Furthermore, since we see no ground for such action we do not today pass judgment on the goodness or badness of the universe, the evilness of volcanic eruptions, or the practice of slavery among the ants. Whatever our preferences may be, Cohen’s argument does not negate the possibility that ethical judgments of human conduct may be just as irrelevant as evaluations of the physical universe. This argument does not foreclose the possibility of a technology of ethics founded on unsystematized preferences and ends in which normative judgments to that extent possess relevance.

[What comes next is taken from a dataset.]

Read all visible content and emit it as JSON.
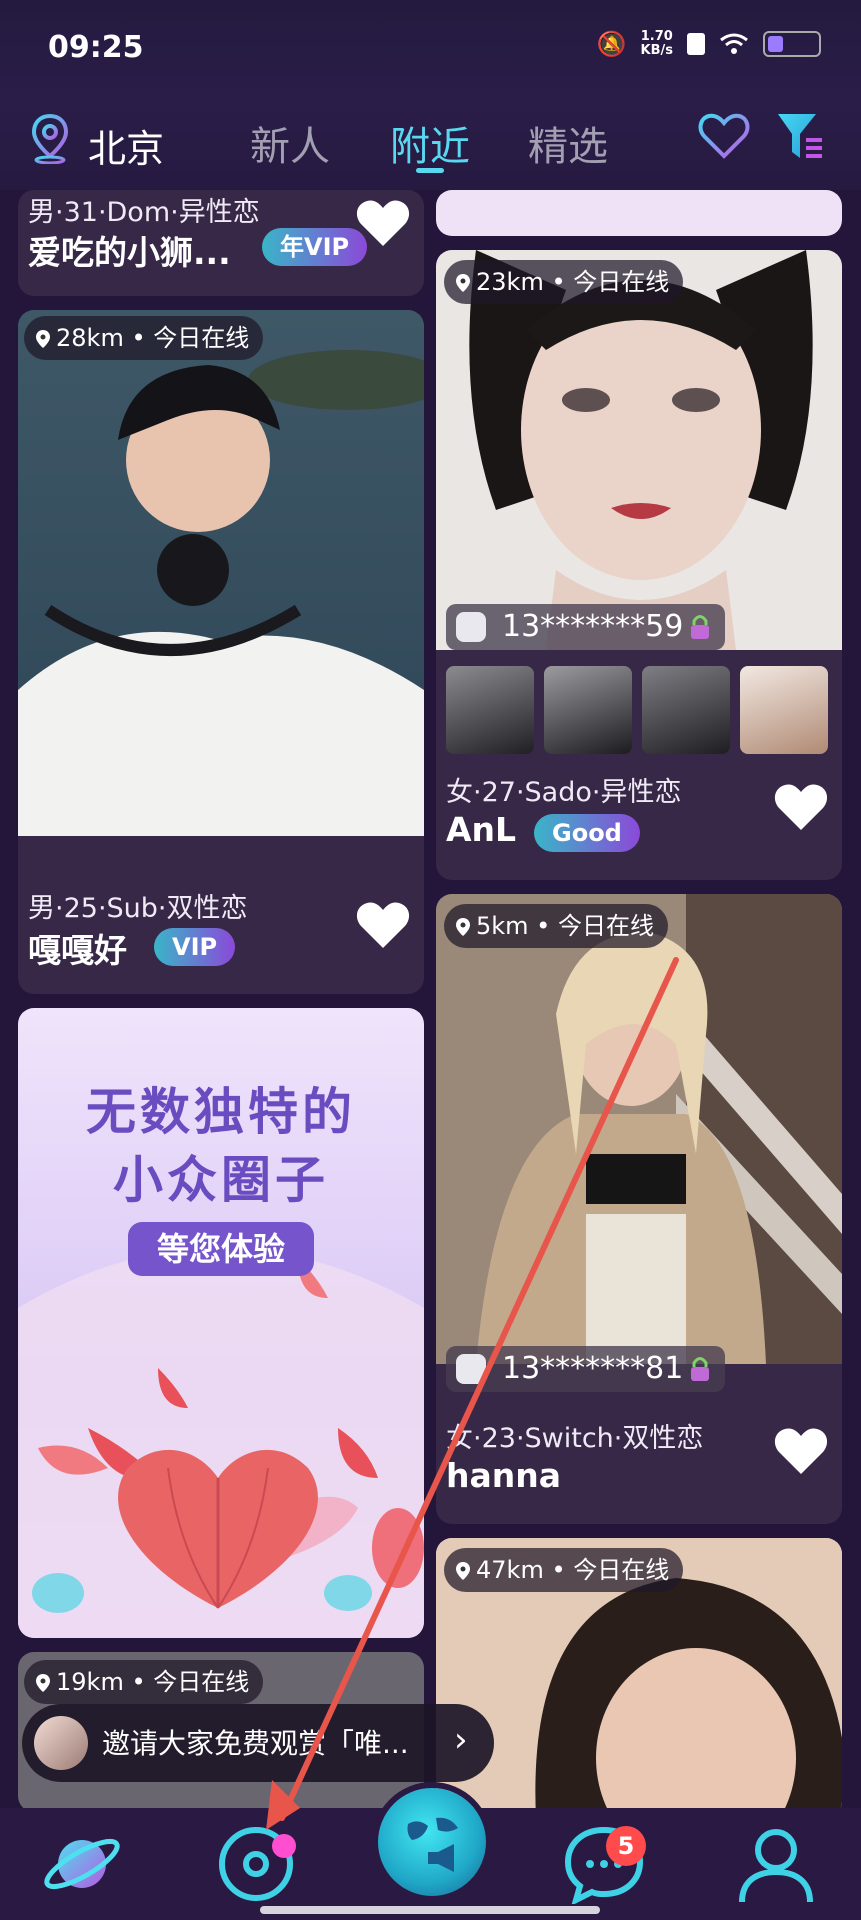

But a science of ethics demands as a prerequisite a determinate system, a condition which the complexities of conduct may make impossible. Cohen’s present volume is devoted, as can be seen from the foregoing, to an analysis of problems lying on the borderlines of Logic and not with the customary subject matter of the usual treatises. Since his writing is distinguished by an admirable clarity, his argument can be followed with ease by the intelligent reader. All the topics which he discusses are the subject of radical inquiry in philosophical circles.
They embrace such matters as the nature of propositions, the theory of meaning and implication, the overlap of logical classes, fictions, the statistical view of nature, Logic and the world order and a chapter on probability which is a valuable supplement to the discussion of the same topic in Reason and Nature. These topics may seem innocuous but they harbor questions the analysis of which has led within recent years to actual assassinations of human beings, and the framers of political programs have found it expedient to take official notice of them.
As a whole the volume is one of the best existing statements in the field of Logic of the point of view of that branch of American philosophy which deals with its subject matter through the methods of science.